Mevcut yerleşimlerle ilgili jeolojik çalışmaların belediye arşivlerinden çıkarılarak yeniden raporlanması ve projelendirilmesi gerektiğini vurgulayan Bayraktar, “2000’li yıllardan itibaren her il ve ilçe belediyesi imar planı için temel jeolojik-jeoteknik çalışmaları yaptı. Her bölgede, bazı özel ve kamu alanlarında, il ilçe bazında bu çalışmalar yapıldı.Teklifim belediyelerde çalışan jeoloji, jeofizik, inşaat mühendisi arkadaşlarımız var. Öncelikle tüm belediyelerin arşivlerinden bu konu ile ilgili parsel bazlı zemin etütleri, imar planına ilişkin temel jeolojik etüt raporları derhal toplanarak bir bütün halinde bir araya getirilmektedir. öngörülen. Bu belirlendikten sonra en azından bundan sonraki yerleşim yerlerinde yeni yer seçimlerinde bunların ne kadar değerli olduğu ortaya çıkmış olur” dedi.
“Projelerde sıkıntı yok uygulamada sıkıntı olabilir”

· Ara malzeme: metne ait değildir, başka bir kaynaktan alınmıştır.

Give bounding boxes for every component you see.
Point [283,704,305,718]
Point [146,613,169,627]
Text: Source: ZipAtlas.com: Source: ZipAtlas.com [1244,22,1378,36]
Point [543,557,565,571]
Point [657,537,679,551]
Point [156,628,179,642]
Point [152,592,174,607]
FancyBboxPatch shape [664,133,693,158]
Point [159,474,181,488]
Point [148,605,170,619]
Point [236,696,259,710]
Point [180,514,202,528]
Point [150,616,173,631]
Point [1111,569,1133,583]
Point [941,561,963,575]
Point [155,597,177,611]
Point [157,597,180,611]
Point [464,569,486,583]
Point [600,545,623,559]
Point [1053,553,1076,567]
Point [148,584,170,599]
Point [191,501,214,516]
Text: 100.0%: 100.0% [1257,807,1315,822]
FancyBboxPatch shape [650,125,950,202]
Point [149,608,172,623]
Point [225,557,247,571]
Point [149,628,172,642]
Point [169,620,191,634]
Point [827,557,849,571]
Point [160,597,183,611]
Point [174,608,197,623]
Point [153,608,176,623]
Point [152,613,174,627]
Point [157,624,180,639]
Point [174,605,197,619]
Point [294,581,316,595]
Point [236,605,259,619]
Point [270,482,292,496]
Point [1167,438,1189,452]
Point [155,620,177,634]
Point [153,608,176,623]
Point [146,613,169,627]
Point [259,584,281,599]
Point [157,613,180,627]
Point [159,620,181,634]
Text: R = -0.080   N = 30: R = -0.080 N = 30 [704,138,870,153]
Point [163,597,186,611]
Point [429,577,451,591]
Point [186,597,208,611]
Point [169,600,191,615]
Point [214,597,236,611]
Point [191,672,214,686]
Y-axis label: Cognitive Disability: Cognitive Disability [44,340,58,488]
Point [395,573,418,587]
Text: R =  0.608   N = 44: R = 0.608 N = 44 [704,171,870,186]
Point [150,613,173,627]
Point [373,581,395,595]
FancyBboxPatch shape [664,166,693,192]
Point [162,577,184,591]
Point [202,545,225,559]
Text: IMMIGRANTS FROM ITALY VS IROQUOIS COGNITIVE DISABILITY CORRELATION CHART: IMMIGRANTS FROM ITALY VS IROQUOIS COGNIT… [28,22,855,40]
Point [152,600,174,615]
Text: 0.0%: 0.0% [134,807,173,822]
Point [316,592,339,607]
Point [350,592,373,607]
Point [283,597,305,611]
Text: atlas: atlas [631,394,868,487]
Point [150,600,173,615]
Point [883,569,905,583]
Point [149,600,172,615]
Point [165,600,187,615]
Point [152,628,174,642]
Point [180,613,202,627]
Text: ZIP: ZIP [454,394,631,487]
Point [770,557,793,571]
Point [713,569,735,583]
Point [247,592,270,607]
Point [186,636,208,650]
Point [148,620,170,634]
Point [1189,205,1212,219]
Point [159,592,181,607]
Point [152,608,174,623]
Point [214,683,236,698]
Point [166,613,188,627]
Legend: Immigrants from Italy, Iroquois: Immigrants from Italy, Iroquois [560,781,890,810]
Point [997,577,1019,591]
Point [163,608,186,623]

2011 yılında tüm Türkiye’de yapı denetimi yönetmeliğinin yürürlüğe girdiğine işaret eden Bayraktar, Manisa’da proje bazlı bir sorun olmadığını ancak 2011 öncesi binalarda uygulamada sorunlar olabileceğini söyledi. bataklık gibi.Teknolojimiz buna uygun.Uygun alan,tedbirli alan,uygun olmayan alan gibi bölgelere ayrılarak detaylı bir şekilde haritalandı.Bu bölgelerde önlem alanı diye bir şey yok ve yapılaşma olmayacak. İhtiyatlı olunan bölgenin önlemleri aslında jeoteknik raporlarda belirlenmiştir.Önlem alınması gerekir.Taban taşıma gücünden doğabilecek sorunlar,sıvılaşmadan doğabilecek sorunlar,yeraltı su seviyesi,şişme oturması olayların yerinde incelenmesi nedeniyle bölgelere ayrılmıştır.İnşaat aşamasında zemin etütleri ve imar planı raporları incelenerek inşaat mühendisi zemin etüdündeki verilere göre statik projelerini hazırlar ve binalara şekil verir. Bina kontrol sistemi geldiğinden beri projede herhangi bir büyük aksama görmüyoruz. Uygulamada sorunlar olabileceğini düşünüyoruz. 2011 yılında Manisa ve Türkiye geneline yapı denetim yönetmeliği geldi. 2000 yılında 8-9 ilde 10 yıl pilot olarak denendi. 2011 yılında Manisa’ya geldi ve başladı. 2000 yılında yoktu. 2011 yılında tüm Türkiye’ye yapı denetim yönetmeliği getirildiğinde, uygulamadaki sorunların çözülmesi ile birlikte hazırlığı yaklaşık 10 yıldır etkin bir şekilde uygulanmaktadır. Bu tarihten sonra yapılan çalışmalarda yapı denetimleri hassas davranmış ve projeleri sonuna kadar takip etmiştir. Ancak bundan önce bu tür çalışmalar ve uygulama sadece belediyelerin teknik elemanlarının denetiminde ve kamu binalarında yapılıyordu.”
“Düz yerler daha sorunlu”
Manisa’da ovada kurulan yerleşim yerlerinin kayalık zeminde kurulan yerleşim yerlerine göre daha sorunlu olduğuna işaret eden Başkan Bayraktar, “Manisa fayı Turgutlu’da bitip Kemalpaşa’dan gelen fay ile çakıştıktan sonra gerçek istikamette devam ediyor. Salihli, Alaşehir ve Sarıgöl buradan.Orada da ikincil faylar ve gerilemeler var.Alaşehir dağ yamacında ama aynen Manisa gibi yerleşim ovaya iniyor.Sarıgöl tamamen bizim bahsettiğimiz ovanın meclisidir. Kula, Demirci, Gördes, Soma gibi yerler biraz daha yüksek, daha kayalık, daha sağlam temeller üzerine kurulduğu için avantajlıdır.Ancak ovada tarım alanlarında yapılaşma Yerleşim yeri eski ovaya ne kadar yakınsa, Saruhanlı’daki yerimiz daha sorunlu” dedi.